Japan’s recent AI strategy illustrates this agile approach. Tokyo relies on NVIDIA and US cloud providers for compute and access to frontier models, partners with domestic firms like SoftBank for telecommunications infrastructure, and invests in Japanese-language AI models for government services. The country’s latest AI Promotion Act seeks to balance the needs of providers with the national requirement for better interoperability – aiming to guide technical innovation through long-term thinking on AI rule-making.

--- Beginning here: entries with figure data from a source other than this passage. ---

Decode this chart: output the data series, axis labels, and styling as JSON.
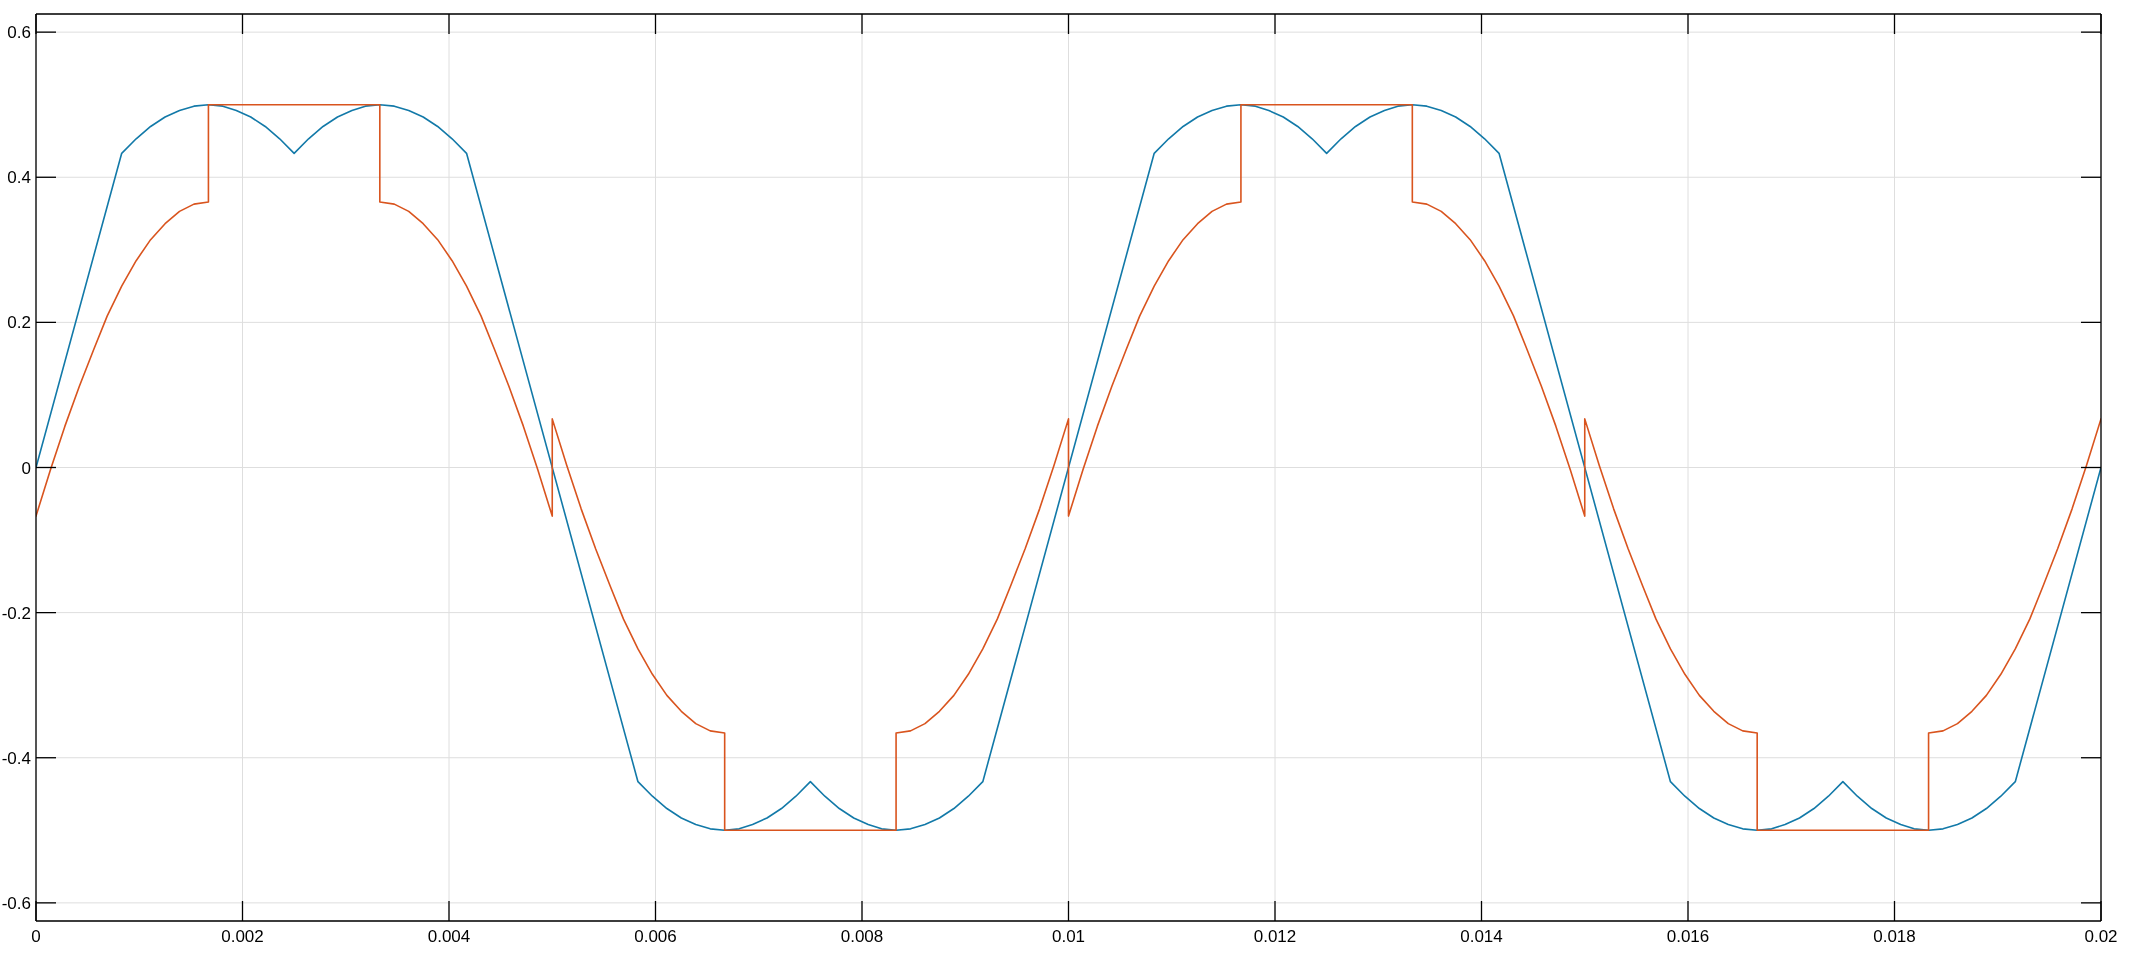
{
  "chart_data": {
    "type": "line",
    "xlim": [
      0,
      0.02
    ],
    "ylim": [
      -0.625,
      0.625
    ],
    "xticks": [
      0,
      0.002,
      0.004,
      0.006,
      0.008,
      0.01,
      0.012,
      0.014,
      0.016,
      0.018,
      0.02
    ],
    "yticks": [
      -0.6,
      -0.4,
      -0.2,
      0,
      0.2,
      0.4,
      0.6
    ],
    "grid": true,
    "series": [
      {
        "color": "#1279a8",
        "x": [
          0,
          0.00083,
          0.00097,
          0.00111,
          0.00125,
          0.00139,
          0.00153,
          0.00167,
          0.00181,
          0.00194,
          0.00208,
          0.00222,
          0.00236,
          0.0025,
          0.00264,
          0.00278,
          0.00292,
          0.00306,
          0.00319,
          0.00333,
          0.00347,
          0.00361,
          0.00375,
          0.00389,
          0.00403,
          0.00417,
          0.00583,
          0.00597,
          0.00611,
          0.00625,
          0.00639,
          0.00653,
          0.00667,
          0.00681,
          0.00694,
          0.00708,
          0.00722,
          0.00736,
          0.0075,
          0.00764,
          0.00778,
          0.00792,
          0.00806,
          0.00819,
          0.00833,
          0.00847,
          0.00861,
          0.00875,
          0.00889,
          0.00903,
          0.00917,
          0.01083,
          0.01097,
          0.01111,
          0.01125,
          0.01139,
          0.01153,
          0.01167,
          0.01181,
          0.01194,
          0.01208,
          0.01222,
          0.01236,
          0.0125,
          0.01264,
          0.01278,
          0.01292,
          0.01306,
          0.01319,
          0.01333,
          0.01347,
          0.01361,
          0.01375,
          0.01389,
          0.01403,
          0.01417,
          0.01583,
          0.01597,
          0.01611,
          0.01625,
          0.01639,
          0.01653,
          0.01667,
          0.01681,
          0.01694,
          0.01708,
          0.01722,
          0.01736,
          0.0175,
          0.01764,
          0.01778,
          0.01792,
          0.01806,
          0.01819,
          0.01833,
          0.01847,
          0.01861,
          0.01875,
          0.01889,
          0.01903,
          0.01917,
          0.02
        ],
        "values": [
          0,
          0.433,
          0.453,
          0.47,
          0.483,
          0.492,
          0.498,
          0.5,
          0.498,
          0.492,
          0.483,
          0.47,
          0.453,
          0.433,
          0.453,
          0.47,
          0.483,
          0.492,
          0.498,
          0.5,
          0.498,
          0.492,
          0.483,
          0.47,
          0.453,
          0.433,
          -0.433,
          -0.453,
          -0.47,
          -0.483,
          -0.492,
          -0.498,
          -0.5,
          -0.498,
          -0.492,
          -0.483,
          -0.47,
          -0.453,
          -0.433,
          -0.453,
          -0.47,
          -0.483,
          -0.492,
          -0.498,
          -0.5,
          -0.498,
          -0.492,
          -0.483,
          -0.47,
          -0.453,
          -0.433,
          0.433,
          0.453,
          0.47,
          0.483,
          0.492,
          0.498,
          0.5,
          0.498,
          0.492,
          0.483,
          0.47,
          0.453,
          0.433,
          0.453,
          0.47,
          0.483,
          0.492,
          0.498,
          0.5,
          0.498,
          0.492,
          0.483,
          0.47,
          0.453,
          0.433,
          -0.433,
          -0.453,
          -0.47,
          -0.483,
          -0.492,
          -0.498,
          -0.5,
          -0.498,
          -0.492,
          -0.483,
          -0.47,
          -0.453,
          -0.433,
          -0.453,
          -0.47,
          -0.483,
          -0.492,
          -0.498,
          -0.5,
          -0.498,
          -0.492,
          -0.483,
          -0.47,
          -0.453,
          -0.433,
          0
        ]
      },
      {
        "color": "#d9541e",
        "x": [
          0,
          0.00014,
          0.00028,
          0.00042,
          0.00056,
          0.00069,
          0.00083,
          0.00097,
          0.00111,
          0.00125,
          0.00139,
          0.00153,
          0.00167,
          0.00167,
          0.00333,
          0.00333,
          0.00347,
          0.00361,
          0.00375,
          0.00389,
          0.00403,
          0.00417,
          0.00431,
          0.00444,
          0.00458,
          0.00472,
          0.00486,
          0.005,
          0.005,
          0.00514,
          0.00528,
          0.00542,
          0.00556,
          0.00569,
          0.00583,
          0.00597,
          0.00611,
          0.00625,
          0.00639,
          0.00653,
          0.00667,
          0.00667,
          0.00833,
          0.00833,
          0.00847,
          0.00861,
          0.00875,
          0.00889,
          0.00903,
          0.00917,
          0.00931,
          0.00944,
          0.00958,
          0.00972,
          0.00986,
          0.01,
          0.01,
          0.01014,
          0.01028,
          0.01042,
          0.01056,
          0.01069,
          0.01083,
          0.01097,
          0.01111,
          0.01125,
          0.01139,
          0.01153,
          0.01167,
          0.01167,
          0.01333,
          0.01333,
          0.01347,
          0.01361,
          0.01375,
          0.01389,
          0.01403,
          0.01417,
          0.01431,
          0.01444,
          0.01458,
          0.01472,
          0.01486,
          0.015,
          0.015,
          0.01514,
          0.01528,
          0.01542,
          0.01556,
          0.01569,
          0.01583,
          0.01597,
          0.01611,
          0.01625,
          0.01639,
          0.01653,
          0.01667,
          0.01667,
          0.01833,
          0.01833,
          0.01847,
          0.01861,
          0.01875,
          0.01889,
          0.01903,
          0.01917,
          0.01931,
          0.01944,
          0.01958,
          0.01972,
          0.01986,
          0.02
        ],
        "values": [
          -0.067,
          -0.003,
          0.057,
          0.112,
          0.163,
          0.209,
          0.25,
          0.285,
          0.314,
          0.336,
          0.353,
          0.363,
          0.366,
          0.5,
          0.5,
          0.366,
          0.363,
          0.353,
          0.336,
          0.314,
          0.285,
          0.25,
          0.209,
          0.163,
          0.112,
          0.057,
          -0.003,
          -0.067,
          0.067,
          0.003,
          -0.057,
          -0.112,
          -0.163,
          -0.209,
          -0.25,
          -0.285,
          -0.314,
          -0.336,
          -0.353,
          -0.363,
          -0.366,
          -0.5,
          -0.5,
          -0.366,
          -0.363,
          -0.353,
          -0.336,
          -0.314,
          -0.285,
          -0.25,
          -0.209,
          -0.163,
          -0.112,
          -0.057,
          0.003,
          0.067,
          -0.067,
          -0.003,
          0.057,
          0.112,
          0.163,
          0.209,
          0.25,
          0.285,
          0.314,
          0.336,
          0.353,
          0.363,
          0.366,
          0.5,
          0.5,
          0.366,
          0.363,
          0.353,
          0.336,
          0.314,
          0.285,
          0.25,
          0.209,
          0.163,
          0.112,
          0.057,
          -0.003,
          -0.067,
          0.067,
          0.003,
          -0.057,
          -0.112,
          -0.163,
          -0.209,
          -0.25,
          -0.285,
          -0.314,
          -0.336,
          -0.353,
          -0.363,
          -0.366,
          -0.5,
          -0.5,
          -0.366,
          -0.363,
          -0.353,
          -0.336,
          -0.314,
          -0.285,
          -0.25,
          -0.209,
          -0.163,
          -0.112,
          -0.057,
          0.003,
          0.067
        ]
      }
    ]
  }
}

Open-source AI makes hedging more viable. National builders can adapt multiple open-weight models to local contexts and languages without depending on a single proprietary provider. Governments can encourage competition between open-source or public AI models to avoid lock-in while accessing near-frontier capabilities. For middle powers with under-resourced languages or unique regulatory requirements, the ability to customize models locally creates genuine opportunity.
But hedging is technically demanding. It necessitates sophisticated procurement frameworks that mandate interoperability, penalize vendor lock-in and require compatibility with multiple competing systems. It demands expertise to integrate disparate technologies – US cloud infrastructure, European privacy tools, Chinese hardware, domestic domain models – into coherent national systems. And it requires continuous vigilance: the global AI market’s extreme consolidation means vendor lock-in can happen through stealth, as proprietary application programming interfaces (APIs), data formats, isolated talent and training dependencies accumulate over time.
Hedging also carries geopolitical costs. Diversifying across US, Chinese and European providers may trigger suspicion from all three, particularly in sensitive domains like defence or critical infrastructure. And managing a multi-vendor environment increases complexity and integration costs compared to committing fully to one ecosystem. These costs underscore the erosion of middle power flexibility in an ever-polarized world order.
This pathway works best for middle powers, such as Singapore and Japan, that can afford the coordination costs, have deep technical expertise to manage hybrid systems and face no immediate existential security threats that would push them towards alignment. The goal is not independence – full autonomy remains unrealistic – but rather strategic flexibility: the ability to switch providers, adapt to disruptions and avoid becoming captive to any single superpower’s technology ecosystem. Countries aiming to hedge should:
- Mandate multi-vendor interoperability standards in government AI procurement to prevent proprietary lock-in through closed APIs, incompatible data formats or opaque integration requirements.
- Invest in sovereign capacity selectively – build genuine independence in critical domains (defence, essential infrastructure, sensitive government services) while accepting pragmatic dependence elsewhere.
- Establish contingency mechanisms, including reserved funding and pre-negotiated alternative partnerships, to enable rapid provider substitution if primary suppliers restrict access due to geopolitical tensions.